Sunday, 9 February 2014



I spent a good part of this morning crawling around with a roll of masking tape, masking off bits of my bathroom so that it could receive a slightly early Spring repaint. Fortunately, like most British people, I live in a very small house, so, unlike Mole in Wind in the Willows, I didn't get browned off with the refresh. Mind you, it is certainly a universal truth that masking tape best likes to stick to itself.  I spent part of this evening masking up the Airfix Vampire, and proved the truth of that observation, this time in Braille scale:

Irritatingly, the RAF clearly thought it a good idea to run their training ID bands almost up to, but not quite, the booms - not an easy thing to mask in 1/72 on such a small aircraft. However, I am still enthusiastic about this little project, and yesterday discovered a copy of:

in my local newsagent. For a mere £7.95, I got 130 pages of wonderful period photos (from the doubtless vast 'Aeroplane' archive), and articles on the development of the type (and the Venom and Sea Venom), flying the thing, and plenty of material and photos of foreign users and licensed builders of the Vampire. Cracking stuff. Two things stood out for me. Firstly, for someone used to the small numbers of aircraft in the current RAF (we shall say nothing of the awful fixed winged fiasco that has engulfed the FAA. Good job China is only just out into blue water - I'm not sure how comfortable I'd be if I was an Australian or Kiwi in that particular respect), the numbers of Vampires built seem huge. For example, 349 at Hatfield, 979 at Chester, 242 at Christchurch, 1311 at Preston, and 97 at Ringway, and that's not to mention Indian, Australian, French and Swiss production. I know that, of course, modern aircraft are infinitely more capable than aircraft like the Venom, that the F-35 looks like being an amazing piece of kit, and the future is pilotless/remote, but, still, numbers count to some degree, especially when one thinks of rates of attrition (remember the loss rate of Tornadoes in the First Gulf War?).  The second thing that struck me was the losses of aircrew in training. One chapter in the book/magazine is a reminiscence by an former Vampire pilot about his conversion training onto the type. n the comparatively short period of that training, one instructor and two trainees were killed in three separate incidents.
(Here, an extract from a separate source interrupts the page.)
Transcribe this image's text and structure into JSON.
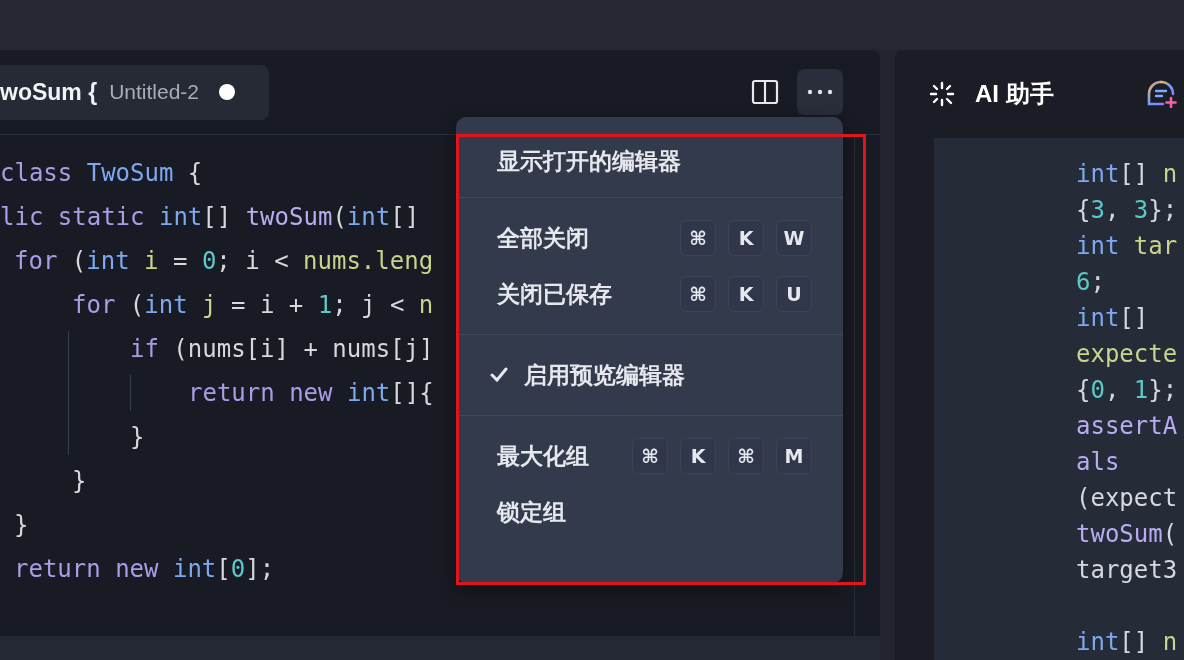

On the death of the instructor, the author wrote: 'No one seemed particularly concerned, but flying was cancelled for our course for one afternoon as the instructors all went to his funeral'.


  1. It seems to have been VERY popular as a trainer. I wouldn't be surprised if our Air Corps next door to you is still using them as the primary fixed-wing trainer, even though my dad worked on them in Baldonnel 40 odd years ago.

  2. Apparently there is a very nice example at the Irish military museum in Dublin. An elegant thing.